A one-hybrid system for detecting RNA-protein interactions.

Abstract

mRNA translation, stability, and localization are controlled by regulatory proteins that bind to specific RNA motifs. Since biochemical isolation of such proteins has often proven to be difficult, a genetic system for studying RNA-protein interactions would be of great utility in the identification of novel RNA binding proteins and in understanding how these proteins recognize particular RNA sequences.
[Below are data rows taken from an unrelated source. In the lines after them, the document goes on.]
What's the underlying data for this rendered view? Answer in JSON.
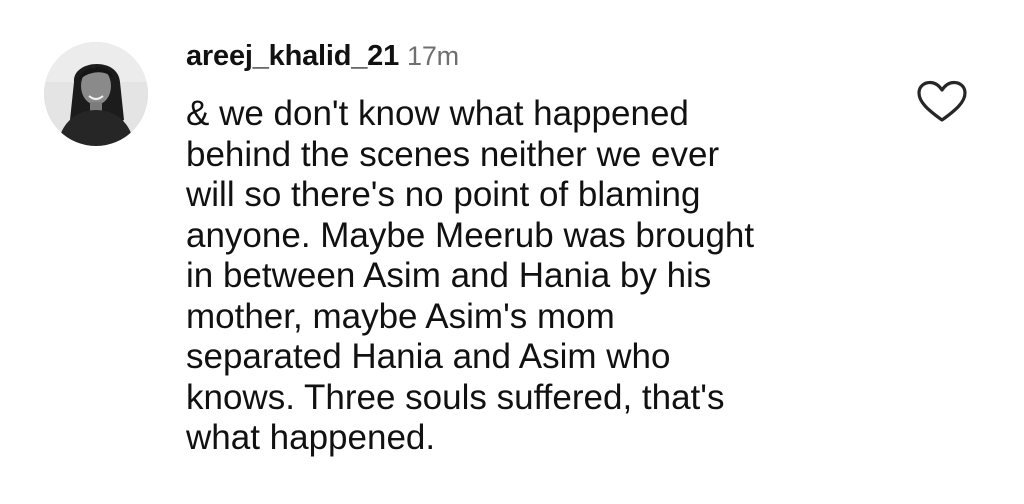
{
  "comment": {
    "username": "areej_khalid_21",
    "timestamp": "17m",
    "text": "& we don't know what happened\nbehind the scenes neither we ever\nwill so there's no point of blaming\nanyone. Maybe Meerub was brought\nin between Asim and Hania by his\nmother, maybe Asim's mom\nseparated Hania and Asim who\nknows. Three souls suffered, that's\nwhat happened.",
    "avatar_icon": "profile-photo",
    "like_icon": "heart-outline-icon"
  },
  "colors": {
    "text": "#111111",
    "timestamp": "#6f6f6f",
    "background": "#ffffff"
  }
}
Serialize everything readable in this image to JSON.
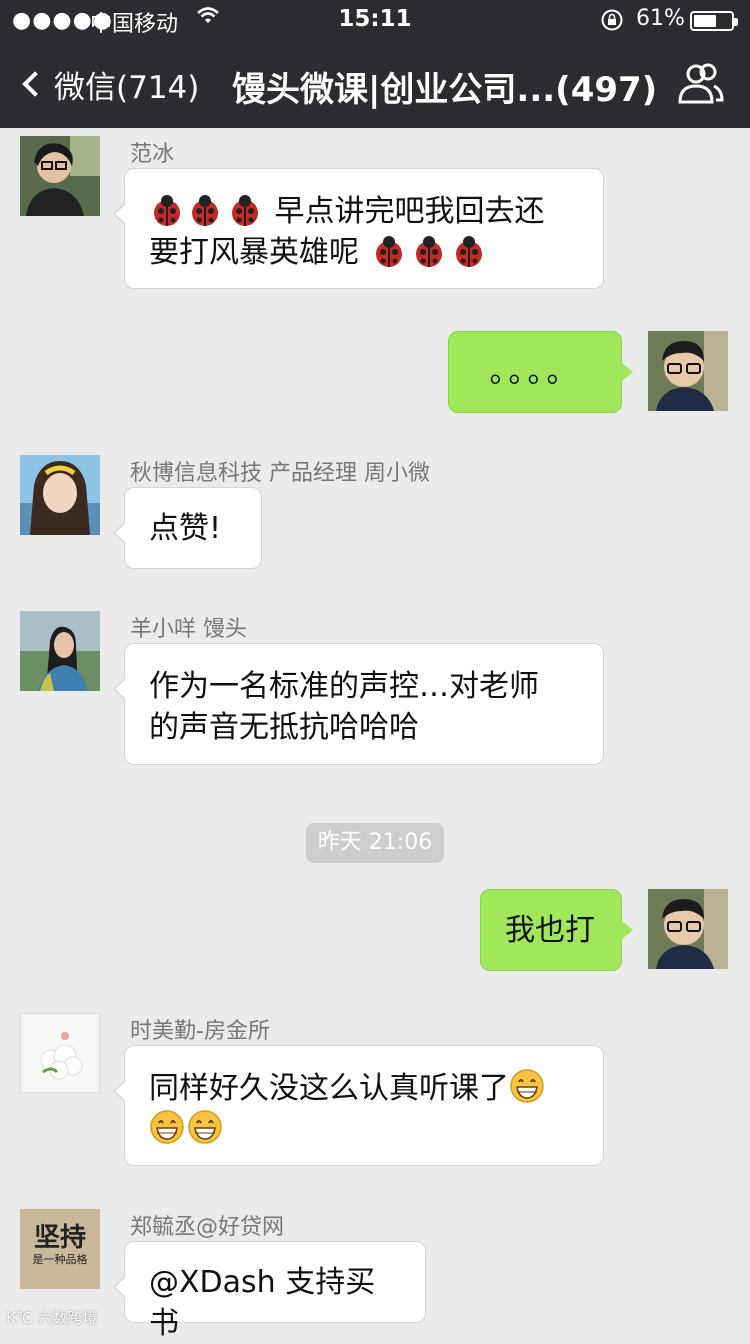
{
  "status_bar": {
    "signal": "●●●●●",
    "carrier": "中国移动",
    "time": "15:11",
    "battery_percent": "61%",
    "battery_level": 0.61
  },
  "nav": {
    "back_label": "微信(714)",
    "title": "馒头微课|创业公司...(497)",
    "people_icon": "people-icon"
  },
  "messages": [
    {
      "side": "left",
      "sender": "范冰",
      "line1": "早点讲完吧我回去还",
      "line2": "要打风暴英雄呢",
      "emoji": "ladybug"
    },
    {
      "side": "right",
      "text": "。。。。"
    },
    {
      "side": "left",
      "sender": "秋博信息科技 产品经理 周小微",
      "text": "点赞!"
    },
    {
      "side": "left",
      "sender": "羊小咩  馒头",
      "line1": "作为一名标准的声控…对老师",
      "line2": "的声音无抵抗哈哈哈"
    },
    {
      "timestamp": "昨天 21:06"
    },
    {
      "side": "right",
      "text": "我也打"
    },
    {
      "side": "left",
      "sender": "时美勤-房金所",
      "line1": "同样好久没这么认真听课了",
      "emoji": "grin"
    },
    {
      "side": "left",
      "sender": "郑毓丞@好贷网",
      "text": "@XDash 支持买书"
    }
  ],
  "avatar_jianchi": {
    "big": "坚持",
    "small": "是一种品格"
  },
  "watermark": "K℃ 六数跨境",
  "colors": {
    "topbar": "#2b2c30",
    "chat_bg": "#ebebeb",
    "bubble_self": "#a0e75a",
    "bubble_other": "#ffffff",
    "timestamp_bg": "#cecece"
  }
}
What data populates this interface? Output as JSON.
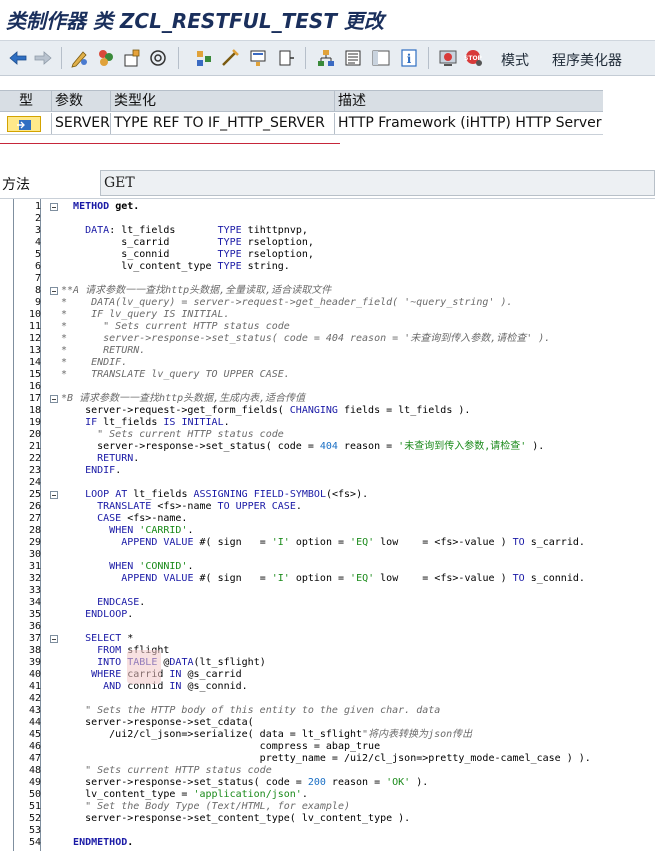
{
  "window": {
    "title": "类制作器 类 ZCL_RESTFUL_TEST 更改"
  },
  "toolbar": {
    "icons": [
      "back-icon",
      "forward-icon",
      "toggle-display-change-icon",
      "check-object-icon",
      "activate-icon",
      "where-used-icon",
      "object-list-icon",
      "navigate-icon",
      "display-object-list-icon",
      "find-icon",
      "hierarchy-icon",
      "print-icon",
      "info-icon",
      "help-icon",
      "stop-icon"
    ],
    "mode_label": "模式",
    "pretty_printer_label": "程序美化器"
  },
  "grid": {
    "headers": [
      "型",
      "参数",
      "类型化",
      "描述"
    ],
    "rows": [
      {
        "param": "SERVER",
        "typing": "TYPE REF TO IF_HTTP_SERVER",
        "description": "HTTP Framework (iHTTP) HTTP Server"
      }
    ]
  },
  "method": {
    "label": "方法",
    "value": "GET"
  },
  "code": {
    "lines": [
      {
        "n": "1",
        "t": "  METHOD get."
      },
      {
        "n": "2",
        "t": ""
      },
      {
        "n": "3",
        "t": "    DATA: lt_fields       TYPE tihttpnvp,"
      },
      {
        "n": "4",
        "t": "          s_carrid        TYPE rseloption,"
      },
      {
        "n": "5",
        "t": "          s_connid        TYPE rseloption,"
      },
      {
        "n": "6",
        "t": "          lv_content_type TYPE string."
      },
      {
        "n": "7",
        "t": ""
      },
      {
        "n": "8",
        "t": "**A 请求参数一一查找http头数据,全量读取,适合读取文件"
      },
      {
        "n": "9",
        "t": "*    DATA(lv_query) = server->request->get_header_field( '~query_string' )."
      },
      {
        "n": "10",
        "t": "*    IF lv_query IS INITIAL."
      },
      {
        "n": "11",
        "t": "*      \" Sets current HTTP status code"
      },
      {
        "n": "12",
        "t": "*      server->response->set_status( code = 404 reason = '未查询到传入参数,请检查' )."
      },
      {
        "n": "13",
        "t": "*      RETURN."
      },
      {
        "n": "14",
        "t": "*    ENDIF."
      },
      {
        "n": "15",
        "t": "*    TRANSLATE lv_query TO UPPER CASE."
      },
      {
        "n": "16",
        "t": ""
      },
      {
        "n": "17",
        "t": "*B 请求参数一一查找http头数据,生成内表,适合传值"
      },
      {
        "n": "18",
        "t": "    server->request->get_form_fields( CHANGING fields = lt_fields )."
      },
      {
        "n": "19",
        "t": "    IF lt_fields IS INITIAL."
      },
      {
        "n": "20",
        "t": "      \" Sets current HTTP status code"
      },
      {
        "n": "21",
        "t": "      server->response->set_status( code = 404 reason = '未查询到传入参数,请检查' )."
      },
      {
        "n": "22",
        "t": "      RETURN."
      },
      {
        "n": "23",
        "t": "    ENDIF."
      },
      {
        "n": "24",
        "t": ""
      },
      {
        "n": "25",
        "t": "    LOOP AT lt_fields ASSIGNING FIELD-SYMBOL(<fs>)."
      },
      {
        "n": "26",
        "t": "      TRANSLATE <fs>-name TO UPPER CASE."
      },
      {
        "n": "27",
        "t": "      CASE <fs>-name."
      },
      {
        "n": "28",
        "t": "        WHEN 'CARRID'."
      },
      {
        "n": "29",
        "t": "          APPEND VALUE #( sign   = 'I' option = 'EQ' low    = <fs>-value ) TO s_carrid."
      },
      {
        "n": "30",
        "t": ""
      },
      {
        "n": "31",
        "t": "        WHEN 'CONNID'."
      },
      {
        "n": "32",
        "t": "          APPEND VALUE #( sign   = 'I' option = 'EQ' low    = <fs>-value ) TO s_connid."
      },
      {
        "n": "33",
        "t": ""
      },
      {
        "n": "34",
        "t": "      ENDCASE."
      },
      {
        "n": "35",
        "t": "    ENDLOOP."
      },
      {
        "n": "36",
        "t": ""
      },
      {
        "n": "37",
        "t": "    SELECT *"
      },
      {
        "n": "38",
        "t": "      FROM sflight"
      },
      {
        "n": "39",
        "t": "      INTO TABLE @DATA(lt_sflight)"
      },
      {
        "n": "40",
        "t": "     WHERE carrid IN @s_carrid"
      },
      {
        "n": "41",
        "t": "       AND connid IN @s_connid."
      },
      {
        "n": "42",
        "t": ""
      },
      {
        "n": "43",
        "t": "    \" Sets the HTTP body of this entity to the given char. data"
      },
      {
        "n": "44",
        "t": "    server->response->set_cdata("
      },
      {
        "n": "45",
        "t": "        /ui2/cl_json=>serialize( data = lt_sflight\"将内表转换为json传出"
      },
      {
        "n": "46",
        "t": "                                 compress = abap_true"
      },
      {
        "n": "47",
        "t": "                                 pretty_name = /ui2/cl_json=>pretty_mode-camel_case ) )."
      },
      {
        "n": "48",
        "t": "    \" Sets current HTTP status code"
      },
      {
        "n": "49",
        "t": "    server->response->set_status( code = 200 reason = 'OK' )."
      },
      {
        "n": "50",
        "t": "    lv_content_type = 'application/json'."
      },
      {
        "n": "51",
        "t": "    \" Set the Body Type (Text/HTML, for example)"
      },
      {
        "n": "52",
        "t": "    server->response->set_content_type( lv_content_type )."
      },
      {
        "n": "53",
        "t": ""
      },
      {
        "n": "54",
        "t": "  ENDMETHOD."
      }
    ]
  }
}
The bacteriophage lambda gene product N protein is a sequence specific RNA binding protein that when bound to its target sequence allows RNA polymerase to ignore transcription termination signals. The fact that the binding of N protein to RNA is directly coupled to gene expression suggests that N protein could be used to develop a general system for studying RNA-protein interactions. Our results show that fusion of the RNA binding protein, R17, to N causes antitermination in a beta-galactosidase reporter construct that has the R17 binding site substituted for the normal N target sequence. This system can both detect low affinity interactions as well as discriminate between binding events with equilibrium dissociation constants from 10(-5) to 10(-8)M. The differences in antitermination activity with various mutant binding sites can be reliably detected by colony colour on X-Gal plates as well as by liquid culture assay. We have demonstrated that N protein can cause antitermination through a heterologous RNA-protein interaction and that the system is capable of detecting RNA-protein interactions of differing affinities. This approach may also be useful in screening libraries for proteins that bind to novel RNA regulatory elements. Our results are also consistent with a model of N protein function in which binding to the nascent transcript increases the effective concentration of N in the vicinity of RNA polymerase leading to antitermination.